Nous n’avons pas besoin d’autant de soldats bénévoles, affirme un réserviste qui préfère demeurer anonyme et qui attend devant le centre de recrutement de Lviv qu’on lui communique le lieu de son affectation. Malgré ce qu’il voit aux nouvelles, il croit que les Russes vacillent déjà.

Si l’Europe et l’Occident nous fournissent de l’aide par les airs avec des avions de chasse F-35, ajoute-t-il, nous renverrons bientôt les Russes chez eux.

Solidarité

Un jeune homme debout regarde la caméra.

Rustam tente d’être utile à sa manière. Photo : Radio-Canada/Philippe Leblanc

Ailleurs à Lviv, une petite armée d’étudiants à l’Université chrétienne d’Ukraine trie les denrées reçues dans l’atrium. Médicaments, nourriture, vêtements : ces dons proviennent de partout au pays et sont destinés aux dizaines de milliers de réfugiés qui transitent ou qui s’établissent temporairement dans la région.

Parmi ces bénévoles se trouve Rustam, qui n’a que 19 ans. Il est parti de Kiev la veille de l’invasion. Simple coup de chance.

« Je veux simplement m’assurer que ma famille est en lieu sûr, que je pourrai revoir mes amis et qu’il y aura encore des lendemains. Je veux vivre dans mon pays et je fais ce que je peux pour aider en tant que bénévole. »— Une citation de  Rustam, 19 ans

Aide aux réfugiés à la gare, soutien aux bénévoles dans les centres d’aide de la ville, tri des denrées à l’université : Rustam est même allé documenter les longues files devant les centres de recrutement de l’armée pour alimenter ses réseaux sociaux.

C’est le monde à l’envers. Auparavant, les civils se servaient de leurs contacts privilégiés pour éviter de rejoindre l’armée. Aujourd’hui, il faut plutôt utiliser ces contacts pour réussir à en faire partie en temps de guerre.

J’ai honte d’être russe

Andreï.

Andreï, un Russe qui a rejoint la résistance ukrainienne. Photo : Radio-Canada/Philippe Leblanc

Mitraillette en bandoulière, visage sévère, Andreï est responsable de la sécurité devant le bureau de recrutement de Lviv. Ce Russe travaille en Ukraine depuis six ans. Il a rejoint ce qu’il appelle la résistance dans les heures qui ont suivi l’invasion.

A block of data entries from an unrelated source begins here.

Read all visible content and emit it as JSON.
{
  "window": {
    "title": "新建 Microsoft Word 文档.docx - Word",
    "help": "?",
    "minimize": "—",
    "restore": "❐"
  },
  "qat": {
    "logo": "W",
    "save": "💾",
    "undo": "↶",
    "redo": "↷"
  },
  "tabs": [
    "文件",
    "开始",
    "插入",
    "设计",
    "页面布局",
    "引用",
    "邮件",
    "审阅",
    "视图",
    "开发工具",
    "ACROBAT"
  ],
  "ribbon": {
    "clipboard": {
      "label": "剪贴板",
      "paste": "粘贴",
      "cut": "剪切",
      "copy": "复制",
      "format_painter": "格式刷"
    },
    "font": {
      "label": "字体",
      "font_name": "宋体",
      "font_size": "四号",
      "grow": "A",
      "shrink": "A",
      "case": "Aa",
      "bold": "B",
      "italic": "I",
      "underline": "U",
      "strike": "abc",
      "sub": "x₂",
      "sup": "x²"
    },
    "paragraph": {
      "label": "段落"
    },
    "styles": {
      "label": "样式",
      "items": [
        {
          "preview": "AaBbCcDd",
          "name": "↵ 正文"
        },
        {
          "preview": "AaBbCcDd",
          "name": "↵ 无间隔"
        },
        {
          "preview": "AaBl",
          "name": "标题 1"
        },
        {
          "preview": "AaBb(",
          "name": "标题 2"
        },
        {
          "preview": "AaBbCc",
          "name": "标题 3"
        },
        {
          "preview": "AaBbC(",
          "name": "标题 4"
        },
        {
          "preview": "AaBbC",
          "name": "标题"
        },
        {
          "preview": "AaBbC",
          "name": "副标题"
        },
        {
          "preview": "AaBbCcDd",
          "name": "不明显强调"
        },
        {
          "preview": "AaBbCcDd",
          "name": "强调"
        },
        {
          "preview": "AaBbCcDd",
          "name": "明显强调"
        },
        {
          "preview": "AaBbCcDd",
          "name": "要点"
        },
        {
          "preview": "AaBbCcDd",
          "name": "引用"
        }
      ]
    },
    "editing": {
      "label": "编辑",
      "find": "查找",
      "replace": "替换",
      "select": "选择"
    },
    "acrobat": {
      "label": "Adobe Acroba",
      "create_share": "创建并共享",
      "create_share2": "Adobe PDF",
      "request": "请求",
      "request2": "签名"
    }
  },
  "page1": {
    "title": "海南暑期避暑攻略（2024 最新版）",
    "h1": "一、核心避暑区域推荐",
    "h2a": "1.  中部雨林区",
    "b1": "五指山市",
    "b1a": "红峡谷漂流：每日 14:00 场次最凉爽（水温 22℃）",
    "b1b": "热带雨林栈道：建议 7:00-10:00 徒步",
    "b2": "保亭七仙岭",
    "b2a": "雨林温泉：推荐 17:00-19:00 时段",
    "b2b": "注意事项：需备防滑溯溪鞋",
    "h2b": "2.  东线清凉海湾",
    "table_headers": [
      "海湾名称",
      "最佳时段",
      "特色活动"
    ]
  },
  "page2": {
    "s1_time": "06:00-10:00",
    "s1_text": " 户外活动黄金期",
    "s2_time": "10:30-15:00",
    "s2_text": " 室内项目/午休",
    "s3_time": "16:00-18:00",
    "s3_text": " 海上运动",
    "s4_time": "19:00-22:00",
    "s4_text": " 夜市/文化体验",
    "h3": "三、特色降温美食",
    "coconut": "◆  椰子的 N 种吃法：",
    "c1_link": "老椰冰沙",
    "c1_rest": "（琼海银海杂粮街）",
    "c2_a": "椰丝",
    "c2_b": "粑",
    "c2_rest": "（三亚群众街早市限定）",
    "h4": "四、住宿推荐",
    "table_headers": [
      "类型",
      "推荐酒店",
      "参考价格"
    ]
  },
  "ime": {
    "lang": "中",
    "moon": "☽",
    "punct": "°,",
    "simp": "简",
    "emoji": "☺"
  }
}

J’ai honte d’être russe. Je vois ce que mon pays fait comme ravages ici. C’est la guerre.

Il affirme qu’il voit des gens de son pays natal tuer des personnes innocentes. Andreï ajoute que le fait de savoir qu’il aide le peuple ukrainien l’aide à supporter ce qu’il observe chaque jour.

Comme tous ceux qui sont venus tenter de s’enrôler dans l’armée ukrainienne, Andreï, le Russe, croit dans la victoire contre ce qu’il appelle lui aussi l’envahisseur.